Pisces: That trouble that you’re having with that sore throat and swallowing will continue to get worse. You have a lump
in your throat. You can go to the doctor, if you like… but the news will not be what you want to hear. Sorry Charlie.
Aries: You will win tickets to your favorite music artist’s concert. Enjoy that winning sensation
because at the show you will be seated behind that girl that stands on her chair through the entire
show. She will get obscenely drunk by song number three, fall back over the chair into your lap,
throw up on you, her boyfriend will accuse you of groping her, a fight will ensue, you will lose,
get arrested for disorderly conduct, will go to jail for unruly behavior at a public venue, will
become someone’s “Prison Bitch,” and be known as “Sexy Cherry” for the next 5 to 7.
Taurus: Stop scratching it. It’s not a rash. It’s a growth. Get to a doctor NOW!!!

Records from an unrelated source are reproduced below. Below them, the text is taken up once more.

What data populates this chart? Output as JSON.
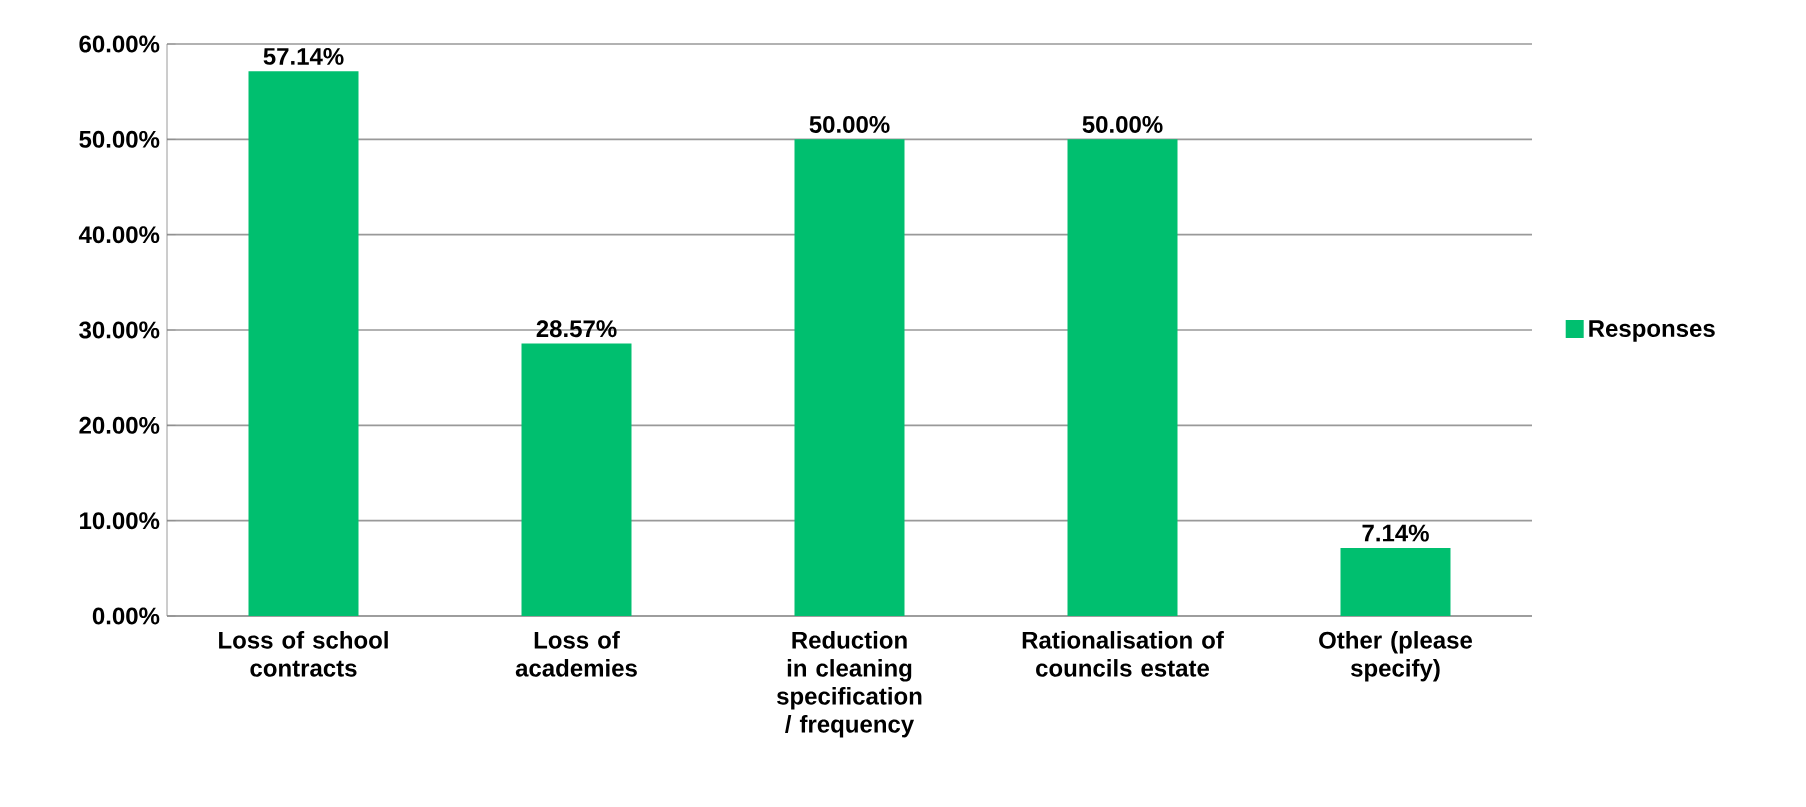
{
  "chart_data": {
    "type": "bar",
    "categories": [
      "Loss of school contracts",
      "Loss of academies",
      "Reduction in cleaning specification / frequency",
      "Rationalisation of councils estate",
      "Other (please specify)"
    ],
    "series": [
      {
        "name": "Responses",
        "color": "#00bf6f",
        "values": [
          57.14,
          28.57,
          50.0,
          50.0,
          7.14
        ],
        "value_labels": [
          "57.14%",
          "28.57%",
          "50.00%",
          "50.00%",
          "7.14%"
        ]
      }
    ],
    "ylim": [
      0,
      60
    ],
    "yticks": [
      {
        "value": 0,
        "label": "0.00%"
      },
      {
        "value": 10,
        "label": "10.00%"
      },
      {
        "value": 20,
        "label": "20.00%"
      },
      {
        "value": 30,
        "label": "30.00%"
      },
      {
        "value": 40,
        "label": "40.00%"
      },
      {
        "value": 50,
        "label": "50.00%"
      },
      {
        "value": 60,
        "label": "60.00%"
      }
    ],
    "grid": "y",
    "legend": "right"
  }
}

Gemini: Make a point to clean out the guest room this weekend. You will have long-term guests
coming. Your daughter is pregnant, has quit school, has married her 42-year-old Pilates Instructor
(who just got evicted from his trailer), and is excited to see you!
Cancer: Sorry. You have Cancer.
Leo: Invest heavily in Terra Cryptocurrency.

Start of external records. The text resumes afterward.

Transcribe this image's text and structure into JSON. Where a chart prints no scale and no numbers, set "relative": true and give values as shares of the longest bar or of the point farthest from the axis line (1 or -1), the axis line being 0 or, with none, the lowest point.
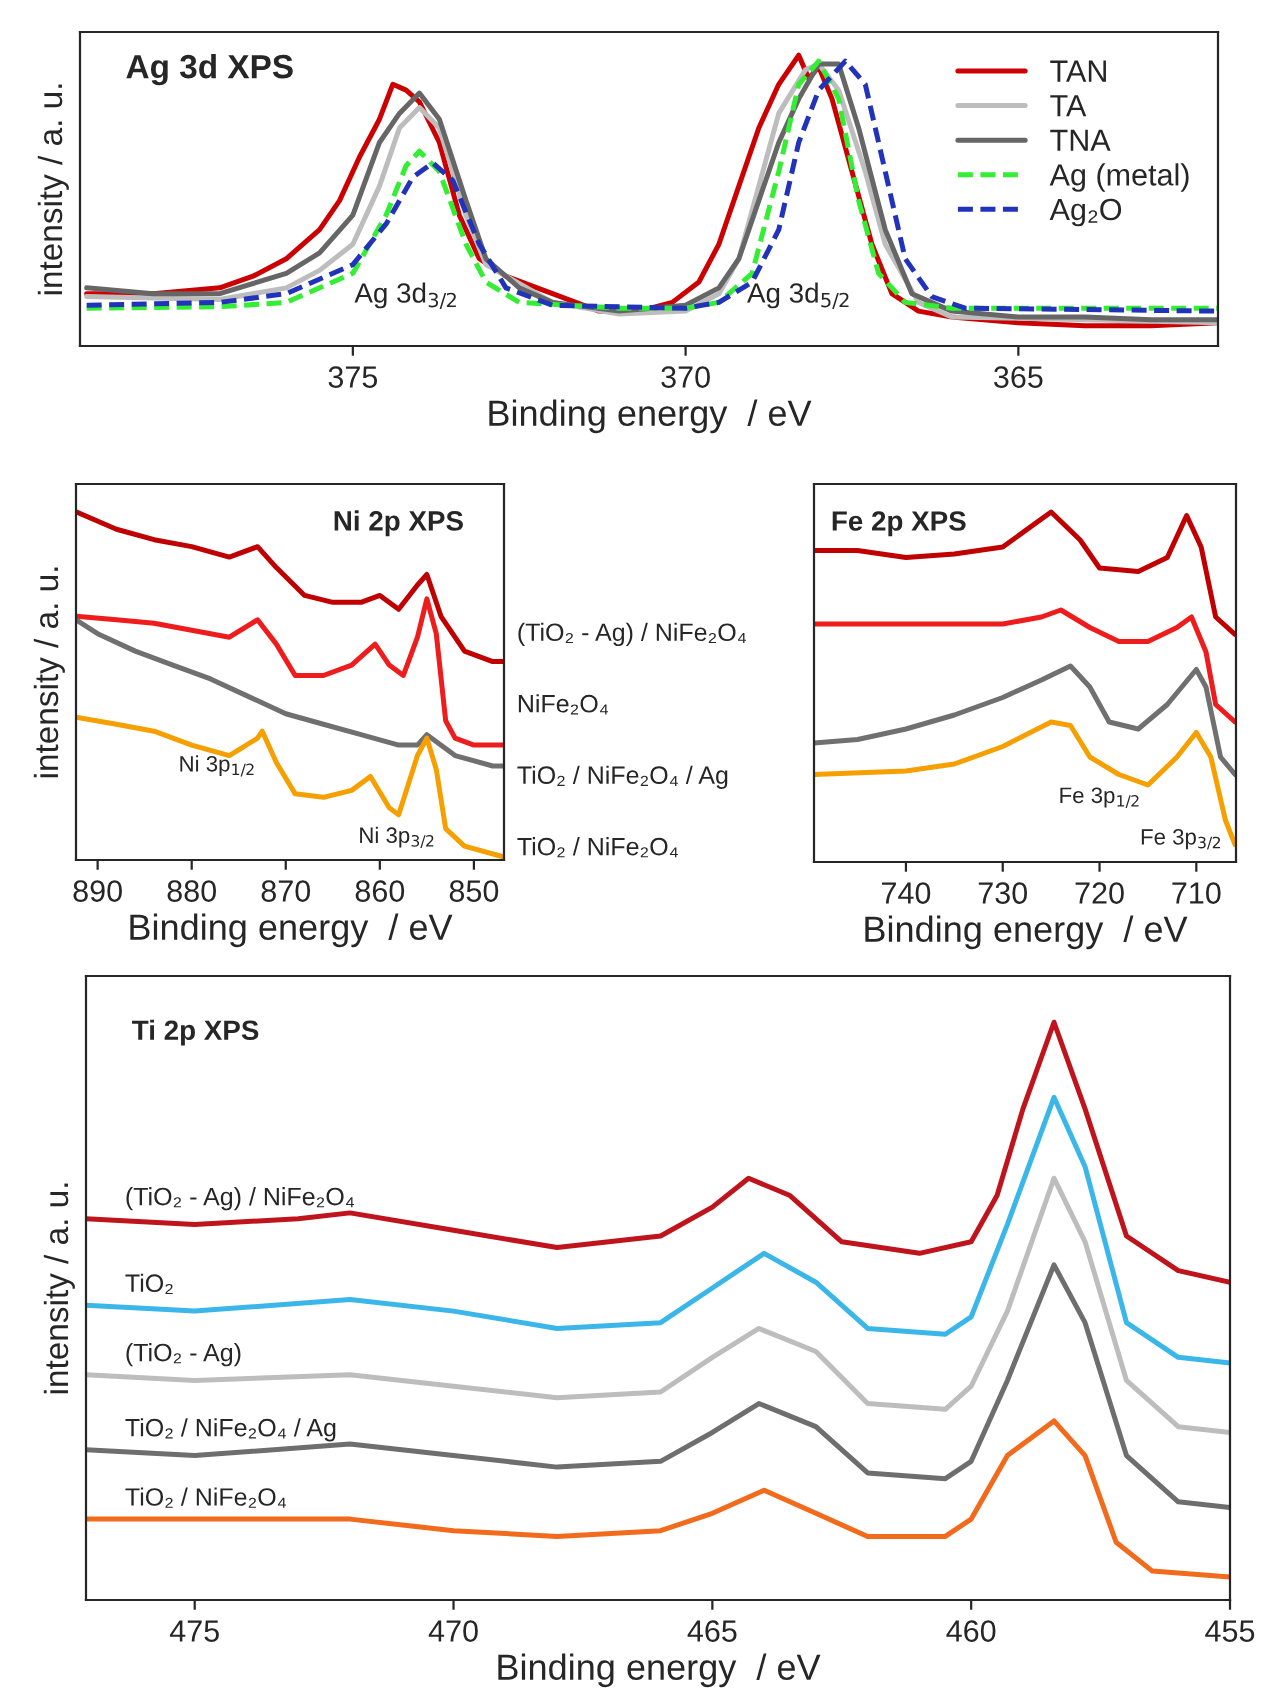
{
  "chart_data": [
    {
      "type": "line",
      "title": "Ag 3d XPS",
      "xlabel": "Binding energy  / eV",
      "ylabel": "intensity / a. u.",
      "relative": true,
      "xlim": [
        379.1,
        362
      ],
      "xticks": [
        375,
        370,
        365
      ],
      "tick_labels": "x",
      "legend": "top right",
      "grid": false,
      "line_style": "solid",
      "annotations": [
        "Ag 3d$_{3/2}$",
        "Ag 3d$_{5/2}$"
      ],
      "series": [
        {
          "name": "TAN",
          "color": "#cc0000",
          "x": [
            379,
            378,
            377,
            376.5,
            376,
            375.5,
            375.2,
            374.9,
            374.6,
            374.4,
            374.2,
            374,
            373.7,
            373.4,
            373.1,
            372.7,
            372,
            371.3,
            370.7,
            370.2,
            369.8,
            369.5,
            369.2,
            368.9,
            368.6,
            368.3,
            368.15,
            368,
            367.8,
            367.5,
            367.2,
            366.9,
            366.5,
            366,
            365,
            364,
            363,
            362
          ],
          "values": [
            0.18,
            0.18,
            0.2,
            0.24,
            0.3,
            0.4,
            0.5,
            0.65,
            0.78,
            0.9,
            0.88,
            0.84,
            0.7,
            0.45,
            0.3,
            0.24,
            0.18,
            0.12,
            0.12,
            0.15,
            0.22,
            0.35,
            0.55,
            0.75,
            0.9,
            1.0,
            0.92,
            0.96,
            0.85,
            0.6,
            0.35,
            0.18,
            0.12,
            0.1,
            0.08,
            0.07,
            0.07,
            0.08
          ]
        },
        {
          "name": "TA",
          "color": "#bdbdbd",
          "x": [
            379,
            377,
            376,
            375.5,
            375,
            374.6,
            374.3,
            374,
            373.7,
            373.3,
            373,
            372,
            371,
            370,
            369.5,
            369.2,
            368.9,
            368.6,
            368.2,
            368,
            367.7,
            367.3,
            367,
            366.5,
            366,
            364,
            362
          ],
          "values": [
            0.17,
            0.16,
            0.2,
            0.26,
            0.35,
            0.55,
            0.75,
            0.82,
            0.75,
            0.45,
            0.28,
            0.15,
            0.11,
            0.12,
            0.18,
            0.3,
            0.55,
            0.8,
            0.95,
            0.97,
            0.88,
            0.6,
            0.35,
            0.15,
            0.1,
            0.09,
            0.08
          ]
        },
        {
          "name": "TNA",
          "color": "#666666",
          "x": [
            379,
            378,
            377,
            376,
            375.5,
            375,
            374.6,
            374.3,
            374,
            373.7,
            373.3,
            373,
            372.5,
            372,
            371,
            370.5,
            370,
            369.5,
            369.2,
            368.9,
            368.6,
            368.3,
            368,
            367.7,
            367.4,
            367,
            366.6,
            366,
            365,
            364,
            363,
            362
          ],
          "values": [
            0.2,
            0.18,
            0.18,
            0.25,
            0.32,
            0.45,
            0.7,
            0.8,
            0.87,
            0.78,
            0.5,
            0.3,
            0.2,
            0.15,
            0.12,
            0.13,
            0.14,
            0.2,
            0.3,
            0.5,
            0.7,
            0.85,
            0.97,
            0.97,
            0.75,
            0.4,
            0.18,
            0.12,
            0.1,
            0.1,
            0.09,
            0.09
          ]
        },
        {
          "name": "Ag (metal)",
          "color": "#33ee33",
          "line_style": "dashed",
          "x": [
            379,
            377,
            376,
            375,
            374.5,
            374.2,
            374,
            373.7,
            373.3,
            373,
            372.5,
            371,
            370,
            369.5,
            369,
            368.6,
            368.3,
            368,
            367.7,
            367.4,
            367.1,
            366.7,
            366,
            362
          ],
          "values": [
            0.13,
            0.135,
            0.15,
            0.25,
            0.45,
            0.62,
            0.67,
            0.6,
            0.35,
            0.22,
            0.15,
            0.13,
            0.13,
            0.15,
            0.25,
            0.6,
            0.9,
            0.98,
            0.85,
            0.5,
            0.25,
            0.15,
            0.13,
            0.13
          ]
        },
        {
          "name": "Ag₂O",
          "color": "#2233bb",
          "line_style": "dashed",
          "x": [
            379,
            377,
            376,
            375,
            374.5,
            374.1,
            373.8,
            373.5,
            373.1,
            372.7,
            372,
            370,
            369.5,
            369,
            368.6,
            368.3,
            368,
            367.6,
            367.3,
            367,
            366.7,
            366.3,
            365.8,
            362
          ],
          "values": [
            0.14,
            0.15,
            0.18,
            0.28,
            0.42,
            0.58,
            0.63,
            0.57,
            0.35,
            0.2,
            0.14,
            0.13,
            0.15,
            0.22,
            0.4,
            0.7,
            0.88,
            0.98,
            0.9,
            0.6,
            0.3,
            0.17,
            0.13,
            0.12
          ]
        }
      ]
    },
    {
      "type": "line",
      "title": "Ni 2p XPS",
      "xlabel": "Binding energy  / eV",
      "ylabel": "intensity / a. u.",
      "relative": true,
      "xlim": [
        892.3,
        846.8
      ],
      "xticks": [
        890,
        880,
        870,
        860,
        850
      ],
      "tick_labels": "x",
      "legend": false,
      "grid": false,
      "line_style": "solid",
      "annotations": [
        "Ni 3p$_{1/2}$",
        "Ni 3p$_{3/2}$"
      ],
      "series": [
        {
          "name": "(TiO₂ - Ag) / NiFe₂O₄",
          "color": "#c00000",
          "x": [
            892.3,
            888,
            884,
            880,
            876,
            873,
            871,
            868,
            865,
            862,
            860,
            858,
            856,
            855,
            853.5,
            851,
            848,
            846.8
          ],
          "values": [
            1.0,
            0.95,
            0.92,
            0.9,
            0.87,
            0.9,
            0.84,
            0.76,
            0.74,
            0.74,
            0.76,
            0.72,
            0.79,
            0.82,
            0.7,
            0.6,
            0.57,
            0.57
          ]
        },
        {
          "name": "NiFe₂O₄",
          "color": "#ee1c1c",
          "x": [
            892.3,
            888,
            884,
            880,
            876,
            873,
            871,
            869,
            866,
            863,
            860.5,
            859,
            857.5,
            856,
            855,
            854,
            853,
            852,
            850,
            846.8
          ],
          "values": [
            0.7,
            0.69,
            0.68,
            0.66,
            0.64,
            0.69,
            0.62,
            0.53,
            0.53,
            0.56,
            0.62,
            0.56,
            0.53,
            0.64,
            0.75,
            0.65,
            0.4,
            0.35,
            0.33,
            0.33
          ]
        },
        {
          "name": "TiO₂ / NiFe₂O₄ / Ag",
          "color": "#707070",
          "x": [
            892.3,
            890,
            886,
            882,
            878,
            874,
            870,
            866,
            862,
            858,
            856,
            855,
            852,
            848,
            846.8
          ],
          "values": [
            0.69,
            0.65,
            0.6,
            0.56,
            0.52,
            0.47,
            0.42,
            0.39,
            0.36,
            0.33,
            0.33,
            0.36,
            0.3,
            0.27,
            0.27
          ]
        },
        {
          "name": "TiO₂ / NiFe₂O₄",
          "color": "#f5a000",
          "x": [
            892.3,
            888,
            884,
            880,
            876,
            873,
            872.5,
            871,
            869,
            866,
            863,
            861,
            859,
            858,
            856,
            855,
            854,
            853,
            851,
            847
          ],
          "values": [
            0.41,
            0.39,
            0.37,
            0.33,
            0.3,
            0.35,
            0.37,
            0.28,
            0.19,
            0.18,
            0.2,
            0.24,
            0.15,
            0.13,
            0.3,
            0.35,
            0.26,
            0.09,
            0.04,
            0.01
          ]
        }
      ]
    },
    {
      "type": "line",
      "title": "Fe 2p XPS",
      "xlabel": "Binding energy  / eV",
      "relative": true,
      "xlim": [
        749.5,
        705.9
      ],
      "xticks": [
        740,
        730,
        720,
        710
      ],
      "tick_labels": "x",
      "legend": false,
      "grid": false,
      "line_style": "solid",
      "annotations": [
        "Fe 3p$_{1/2}$",
        "Fe 3p$_{3/2}$"
      ],
      "series": [
        {
          "color": "#c00000",
          "x": [
            749.5,
            745,
            740,
            735,
            730,
            725,
            722,
            720,
            716,
            713,
            711,
            709.5,
            708,
            706
          ],
          "values": [
            0.89,
            0.89,
            0.87,
            0.88,
            0.9,
            1.0,
            0.92,
            0.84,
            0.83,
            0.87,
            0.99,
            0.9,
            0.7,
            0.65
          ]
        },
        {
          "color": "#ee1c1c",
          "x": [
            749.5,
            740,
            730,
            726,
            724,
            721,
            718,
            715,
            712,
            710.5,
            709,
            708,
            706
          ],
          "values": [
            0.68,
            0.68,
            0.68,
            0.7,
            0.72,
            0.67,
            0.63,
            0.63,
            0.67,
            0.7,
            0.6,
            0.45,
            0.4
          ]
        },
        {
          "color": "#707070",
          "x": [
            749.5,
            745,
            740,
            735,
            730,
            726,
            723,
            721,
            719,
            716,
            713,
            710,
            709,
            707.5,
            706
          ],
          "values": [
            0.34,
            0.35,
            0.38,
            0.42,
            0.47,
            0.52,
            0.56,
            0.5,
            0.4,
            0.38,
            0.45,
            0.55,
            0.5,
            0.3,
            0.25
          ]
        },
        {
          "color": "#f5a000",
          "x": [
            749.5,
            740,
            735,
            730,
            725,
            723,
            721,
            718,
            715,
            712,
            710,
            708.5,
            707,
            706
          ],
          "values": [
            0.25,
            0.26,
            0.28,
            0.33,
            0.4,
            0.39,
            0.3,
            0.25,
            0.22,
            0.3,
            0.37,
            0.3,
            0.12,
            0.05
          ]
        }
      ]
    },
    {
      "type": "line",
      "title": "Ti 2p XPS",
      "xlabel": "Binding energy  / eV",
      "ylabel": "intensity / a. u.",
      "relative": true,
      "xlim": [
        477.1,
        455
      ],
      "xticks": [
        475,
        470,
        465,
        460,
        455
      ],
      "tick_labels": "x",
      "legend": false,
      "grid": false,
      "line_style": "solid",
      "series": [
        {
          "name": "(TiO₂ - Ag) / NiFe₂O₄",
          "color": "#c0141c",
          "x": [
            477.1,
            475,
            473,
            472,
            470,
            468,
            466,
            465,
            464.3,
            463.5,
            462.5,
            461,
            460,
            459.5,
            459,
            458.4,
            457.8,
            457,
            456,
            455
          ],
          "values": [
            0.66,
            0.65,
            0.66,
            0.67,
            0.64,
            0.61,
            0.63,
            0.68,
            0.73,
            0.7,
            0.62,
            0.6,
            0.62,
            0.7,
            0.85,
            1.0,
            0.85,
            0.63,
            0.57,
            0.55
          ]
        },
        {
          "name": "TiO₂",
          "color": "#3bb6e8",
          "x": [
            477.1,
            475,
            472,
            470,
            468,
            466,
            465,
            464,
            463,
            462,
            460.5,
            460,
            459.3,
            458.4,
            457.8,
            457,
            456,
            455
          ],
          "values": [
            0.51,
            0.5,
            0.52,
            0.5,
            0.47,
            0.48,
            0.54,
            0.6,
            0.55,
            0.47,
            0.46,
            0.49,
            0.65,
            0.87,
            0.75,
            0.48,
            0.42,
            0.41
          ]
        },
        {
          "name": "(TiO₂ - Ag)",
          "color": "#bdbdbd",
          "x": [
            477.1,
            475,
            472,
            470,
            468,
            466,
            465,
            464.1,
            463,
            462,
            460.5,
            460,
            459.3,
            458.4,
            457.8,
            457,
            456,
            455
          ],
          "values": [
            0.39,
            0.38,
            0.39,
            0.37,
            0.35,
            0.36,
            0.42,
            0.47,
            0.43,
            0.34,
            0.33,
            0.37,
            0.5,
            0.73,
            0.62,
            0.38,
            0.3,
            0.29
          ]
        },
        {
          "name": "TiO₂ / NiFe₂O₄ / Ag",
          "color": "#6e6e6e",
          "x": [
            477.1,
            475,
            472,
            470,
            468,
            466,
            465,
            464.1,
            463,
            462,
            460.5,
            460,
            459.3,
            458.4,
            457.8,
            457,
            456,
            455
          ],
          "values": [
            0.26,
            0.25,
            0.27,
            0.25,
            0.23,
            0.24,
            0.29,
            0.34,
            0.3,
            0.22,
            0.21,
            0.24,
            0.38,
            0.58,
            0.48,
            0.25,
            0.17,
            0.16
          ]
        },
        {
          "name": "TiO₂ / NiFe₂O₄",
          "color": "#f26a1b",
          "x": [
            477.1,
            475,
            472,
            470,
            468,
            466,
            465,
            464,
            463,
            462,
            460.5,
            460,
            459.3,
            458.4,
            457.8,
            457.2,
            456.5,
            455
          ],
          "values": [
            0.14,
            0.14,
            0.14,
            0.12,
            0.11,
            0.12,
            0.15,
            0.19,
            0.15,
            0.11,
            0.11,
            0.14,
            0.25,
            0.31,
            0.25,
            0.1,
            0.05,
            0.04
          ]
        }
      ]
    }
  ]
}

Virgo: You will have a lustful encounter this weekend at that corner bar that you have been
meaning to visit for several months. Be on the lookout for the one wearing the rainbow top with
red hair. After your flirtatious encounter in the bar things will get more heated after you leave.
This will be a night to remember, because although it can be treated, there is no cure for Herpes.
Libra: Stay away from any investments involving Terra Cryptocurrency.
Scorpio: The Michael Jordan rookie trading card you just bought on eBay will arrive in the mail
this weekend. Too bad it’s Michael “Quasi” Jordan from the Kinston, North Carolina, Down East
Wood Ducks Single-A Baseball Club. $2,750 well spent, Genius.
Sagittarius: You will be mistaken for Zac Efron by a stranger in a restaurant. As flattered as you
are, you will be surprised when you are hit in the mouth, stabbed with a fork, and delivered a
blow to the head with a wine glass from the stranger who was bullied by Zac Efron throughout
high school.
Capricorn: Nothing is going to happen to you. You are boring and not well liked. Sit on your ass
and dwell on the fact that you are perceived as a dick and have no friends. Why not order another
pizza that you will eat in one sitting by yourself, Fat Ass. And keep telling yourself that things
are going to get better. Just because the cute girl at work said “Hi,” and smiled today doesn’t mean she
likes you. You’ve had a booger hanging off the rim of your nostril all day. She was laughing at you,
Schmuck. On a good note you will win a $75,000 scratcher ticket bought at the 7-11 at Baseline and Rural Road.